Requires-Dist: google-auth ; extra == "gcs"
Requires-Dist: pyarrow >= 10.0.0 ; extra == "parquet"
Requires-Dist: bandit ; extra == "test"
Requires-Dist: boltons ; extra == "test"
Requires-Dist: coverage[toml] ; extra == "test"
Requires-Dist: flake8 ; extra == "test"
Requires-Dist: mypy ; extra == "test"
Requires-Dist: pylint ; extra == "test"
Requires-Dist: pytest ; extra == "test"
Requires-Dist: pytest-asyncio ; extra == "test"
Project-URL: Source, https://github.com/zpz/biglist
Provides-Extra: gcs
Provides-Extra: parquet
Provides-Extra: test

# biglist

`biglist` provides a class `Biglist`, which implements a persisted, out-of-memory Python data structure with operations similar to the *list* interface. The main use case is processing large amounts of data that can not fit in memory.

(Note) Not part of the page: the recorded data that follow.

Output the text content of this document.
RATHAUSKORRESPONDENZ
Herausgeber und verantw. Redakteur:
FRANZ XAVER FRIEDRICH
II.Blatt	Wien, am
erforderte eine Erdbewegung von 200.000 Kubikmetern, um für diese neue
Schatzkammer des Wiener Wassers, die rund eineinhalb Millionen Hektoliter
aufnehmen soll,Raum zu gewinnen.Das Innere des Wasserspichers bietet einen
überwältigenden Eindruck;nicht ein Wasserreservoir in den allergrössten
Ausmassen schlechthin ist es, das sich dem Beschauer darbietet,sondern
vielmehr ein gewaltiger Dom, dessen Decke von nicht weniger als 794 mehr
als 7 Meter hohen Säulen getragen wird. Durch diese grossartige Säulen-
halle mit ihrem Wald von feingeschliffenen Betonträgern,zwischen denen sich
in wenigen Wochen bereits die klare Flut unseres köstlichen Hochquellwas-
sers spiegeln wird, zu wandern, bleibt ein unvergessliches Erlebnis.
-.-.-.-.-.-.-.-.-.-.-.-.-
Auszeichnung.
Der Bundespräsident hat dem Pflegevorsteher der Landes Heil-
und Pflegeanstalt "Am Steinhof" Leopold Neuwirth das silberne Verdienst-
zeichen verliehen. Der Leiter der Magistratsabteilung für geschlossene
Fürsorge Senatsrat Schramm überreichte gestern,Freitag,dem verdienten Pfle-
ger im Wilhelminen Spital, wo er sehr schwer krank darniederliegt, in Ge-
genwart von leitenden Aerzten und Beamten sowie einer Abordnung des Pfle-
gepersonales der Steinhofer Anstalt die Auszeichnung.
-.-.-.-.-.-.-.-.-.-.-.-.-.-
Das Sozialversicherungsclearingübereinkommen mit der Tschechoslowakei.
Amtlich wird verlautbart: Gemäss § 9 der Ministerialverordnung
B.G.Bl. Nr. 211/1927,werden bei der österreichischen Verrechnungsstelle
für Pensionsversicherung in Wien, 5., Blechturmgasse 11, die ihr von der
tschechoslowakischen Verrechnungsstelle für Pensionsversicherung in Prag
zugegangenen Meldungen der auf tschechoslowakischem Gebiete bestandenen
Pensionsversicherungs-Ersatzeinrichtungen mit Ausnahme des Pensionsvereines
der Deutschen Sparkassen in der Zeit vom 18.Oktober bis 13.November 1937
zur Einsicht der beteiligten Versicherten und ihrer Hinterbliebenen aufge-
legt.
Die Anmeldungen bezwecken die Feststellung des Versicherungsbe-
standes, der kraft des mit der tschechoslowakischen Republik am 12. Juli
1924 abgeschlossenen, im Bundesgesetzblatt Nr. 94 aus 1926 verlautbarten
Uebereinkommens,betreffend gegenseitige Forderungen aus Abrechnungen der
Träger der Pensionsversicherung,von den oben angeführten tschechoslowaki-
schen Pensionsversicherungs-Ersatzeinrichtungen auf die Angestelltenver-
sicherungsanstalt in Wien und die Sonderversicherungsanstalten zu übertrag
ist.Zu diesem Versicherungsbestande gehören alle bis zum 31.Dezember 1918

Persistence can be on local disk or in a cloud blob store.

Mutation is append-only. Updating existing elements of the list is not supported.

Random element access by index and slice is supported, but not optimized. The recommended way of consumption is by iteration, which is optimized for speed.

Distributed reading and writing are supported. This means appending to or reading from a `Biglist` by multiple workers concurrently. In the case of reading, the data of the `Biglist` is split between the workers. When the storage is local, the workers are multiple threads or processes. When the storage is remote (i.e. in a cloud blob store), the workers are multiple threads or processes on one or more machines.

Of course, reading the entire list concurrently by a number of independent workers is also possible. That, however, is not called "distributed" reading.

There is also an "external Biglist" class named `ParquetBiglist`, which provides the same set of **reading** API
for Parquet files and directories independently created by other code.

## Reference

A very early version of this work is described in [a blog post](https://zpz.github.io/blog/biglist/).

## Status

Production ready.